Although hCG is widely used for final oocyte maturation, its prolonged luteotrophic effect leads to supraphysiological levels of estradiol and progesterone, leading, in many cases, to the development of hyperstimulation syndrome [2]. The most common and severe complication of ovarian hyperstimulation is OHSS. GnRH agonist triggering has gained wider popularity after the finding that GnRH agonist triggering does not result in similar prolonged luteotrophic effects, thus preventing OHSS. It is unclear, however, if GnRH agonist use results in comparable pregnancy rates. For example, one study found that GnRH agonist use resulted in significantly lower implantation and clinical pregnancy rates, in addition to a significantly higher rate of early pregnancy loss, than observed with hCG, with these differences likely due to luteal phase deficiency [9]. The likelihood of live births was improved after GnRH use in frozen-thawed embryo replacement cycles, further suggesting that GnRH agonist triggering is accompanied by luteal phase deficiency [10, 11]. Results of a recent meta-analysis suggested that the numbers of oocytes capable of being fertilized and undergoing subsequent embryonic cleavage were comparable with GnRH agonist and hCG [12]. However, the likelihood of an ongoing clinical pregnancy was significantly lower after GnRH agonist triggering than after standard HCG treatment [4]. Other studies have also indicated that the use of a protocol consisting of GnRH agonist triggering after GnRH antagonist cotreatment, combined with adequate luteal phase and early pregnancy E2 and progesterone supplementation, reduces the risk of OHSS in high-risk patients undergoing IVF without affecting the implantation rate [12, 13].

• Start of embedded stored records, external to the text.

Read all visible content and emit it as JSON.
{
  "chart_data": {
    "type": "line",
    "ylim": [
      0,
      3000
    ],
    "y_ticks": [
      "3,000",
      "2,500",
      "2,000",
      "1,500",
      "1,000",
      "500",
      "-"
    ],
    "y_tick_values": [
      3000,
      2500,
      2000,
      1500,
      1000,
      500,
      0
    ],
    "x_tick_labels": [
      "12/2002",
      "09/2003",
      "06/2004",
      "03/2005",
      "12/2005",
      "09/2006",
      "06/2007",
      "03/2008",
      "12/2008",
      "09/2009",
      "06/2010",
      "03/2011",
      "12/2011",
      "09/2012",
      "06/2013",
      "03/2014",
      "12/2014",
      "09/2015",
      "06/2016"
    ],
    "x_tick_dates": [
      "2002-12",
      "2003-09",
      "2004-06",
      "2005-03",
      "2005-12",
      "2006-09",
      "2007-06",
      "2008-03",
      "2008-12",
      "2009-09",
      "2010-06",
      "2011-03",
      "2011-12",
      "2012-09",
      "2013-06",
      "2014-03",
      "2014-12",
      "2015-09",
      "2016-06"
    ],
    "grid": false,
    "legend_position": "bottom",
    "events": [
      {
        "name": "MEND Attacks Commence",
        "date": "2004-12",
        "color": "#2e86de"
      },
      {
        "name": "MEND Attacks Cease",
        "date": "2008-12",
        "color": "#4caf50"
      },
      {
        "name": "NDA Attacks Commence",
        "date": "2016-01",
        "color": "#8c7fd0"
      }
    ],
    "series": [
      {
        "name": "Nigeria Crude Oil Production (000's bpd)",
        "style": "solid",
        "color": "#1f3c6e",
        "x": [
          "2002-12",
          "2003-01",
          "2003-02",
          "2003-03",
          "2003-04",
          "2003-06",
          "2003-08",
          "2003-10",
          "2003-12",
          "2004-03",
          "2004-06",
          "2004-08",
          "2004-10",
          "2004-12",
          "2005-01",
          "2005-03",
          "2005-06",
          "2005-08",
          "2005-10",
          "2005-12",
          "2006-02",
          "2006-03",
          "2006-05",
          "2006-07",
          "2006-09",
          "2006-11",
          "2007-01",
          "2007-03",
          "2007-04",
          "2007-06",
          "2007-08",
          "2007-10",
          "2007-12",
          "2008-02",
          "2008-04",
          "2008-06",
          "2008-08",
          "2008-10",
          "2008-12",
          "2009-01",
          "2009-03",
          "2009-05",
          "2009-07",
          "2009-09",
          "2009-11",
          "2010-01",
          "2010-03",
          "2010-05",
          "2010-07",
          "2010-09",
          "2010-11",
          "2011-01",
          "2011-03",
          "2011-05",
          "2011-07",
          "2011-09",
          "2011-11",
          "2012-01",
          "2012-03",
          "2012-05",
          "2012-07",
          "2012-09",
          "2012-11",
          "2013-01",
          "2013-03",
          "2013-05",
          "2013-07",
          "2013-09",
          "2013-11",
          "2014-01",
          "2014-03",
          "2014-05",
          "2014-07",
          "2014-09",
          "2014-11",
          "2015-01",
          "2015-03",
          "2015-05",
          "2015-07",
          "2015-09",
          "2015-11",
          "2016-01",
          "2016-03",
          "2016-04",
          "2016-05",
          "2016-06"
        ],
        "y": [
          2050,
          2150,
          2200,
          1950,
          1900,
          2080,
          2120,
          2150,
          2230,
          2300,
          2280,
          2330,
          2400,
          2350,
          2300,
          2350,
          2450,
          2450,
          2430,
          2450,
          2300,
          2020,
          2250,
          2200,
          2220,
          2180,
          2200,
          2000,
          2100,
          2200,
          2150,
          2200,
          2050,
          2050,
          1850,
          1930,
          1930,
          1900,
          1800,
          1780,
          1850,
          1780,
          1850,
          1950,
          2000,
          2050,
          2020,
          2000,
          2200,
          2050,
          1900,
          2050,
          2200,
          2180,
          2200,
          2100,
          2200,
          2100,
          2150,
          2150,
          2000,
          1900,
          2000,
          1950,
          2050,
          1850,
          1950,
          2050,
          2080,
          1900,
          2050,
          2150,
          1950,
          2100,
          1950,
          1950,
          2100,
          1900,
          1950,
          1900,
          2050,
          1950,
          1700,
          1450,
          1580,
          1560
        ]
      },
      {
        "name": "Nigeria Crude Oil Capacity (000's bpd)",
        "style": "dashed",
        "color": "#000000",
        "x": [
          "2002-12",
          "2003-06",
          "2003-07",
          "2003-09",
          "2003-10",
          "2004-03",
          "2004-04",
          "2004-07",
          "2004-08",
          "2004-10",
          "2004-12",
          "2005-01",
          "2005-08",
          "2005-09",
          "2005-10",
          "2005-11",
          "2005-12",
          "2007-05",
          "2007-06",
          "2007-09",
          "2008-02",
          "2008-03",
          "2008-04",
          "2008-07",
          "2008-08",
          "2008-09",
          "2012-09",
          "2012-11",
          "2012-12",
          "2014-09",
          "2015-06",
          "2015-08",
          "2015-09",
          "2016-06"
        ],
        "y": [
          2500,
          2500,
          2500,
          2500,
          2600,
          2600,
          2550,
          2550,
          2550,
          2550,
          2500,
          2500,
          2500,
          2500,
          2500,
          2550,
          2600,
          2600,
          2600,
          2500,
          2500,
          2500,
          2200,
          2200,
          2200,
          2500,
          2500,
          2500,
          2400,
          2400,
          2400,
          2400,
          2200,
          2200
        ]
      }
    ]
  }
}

The probable endometrial effect of the GnRH agonist used in antagonist cycles was eliminated by comparative studies in egg donor models. Beside that the egg donors we used were young, their overstimulation puts them at high risk for OHSS. A recent study found that the risk of ovarian hyperstimulation in egg donors was 0.82%, and was observed only in donors given hCG for final oocyte maturation [14]. Another large study suggested that recipient outcome did not differ significantly using oocytes from GnRH antagonist-treated donor cycles triggered with hCG or GnRH agonist, although GnRH agonist triggering was associated with a lower incidence of moderate/severe OHSS in egg donors [7]. This study had several limitations, including its retrospective design and the physician choice of triggering agent. The final E2 level, as well as the numbers of follicles and retrieved oocytes, were significantly higher in the GnRH agonist arm. In that study, GnRH agonist was used mainly in high responders and donors at risk for OHSS. To overcome these biases, we designed a prospective study comparing the effectiveness of GnRH agonist and hCG in the same donors in two sequential cycles. We found no differences in pregnancy, implantation and fertilization rates between the two triggering agents. Despite our finding that final E2 concentration and number of retrieved oocytes were higher in the GnRH agonist arm, the differences were not significant, and OHSS was not observed following GnRH agonist use. Thus, even in the same patient population administered the same number of gonadotropin ampules, GnRH agonist resulted in lower rates of OHSS, without compromising embryo number and qualities. The homogeneity of our donor population contributed to a large extent to the increasing tendency to use GnRH agonist as a final triggering agent in egg donation cycles. The best way to avoid OHSS is to reduce ovarian stimulation and to use GnRH agonist as an alternative to hCG for triggering oocyte maturation. To our knowledge, our study is the first prospective randomized cross-over study supporting the hypothesis that GnRH agonist is an effective alternative to hCG for the final oocyte maturation in oocyte donor cycles and should be the method of choice, especially for donors with evident risk factors for OHSS.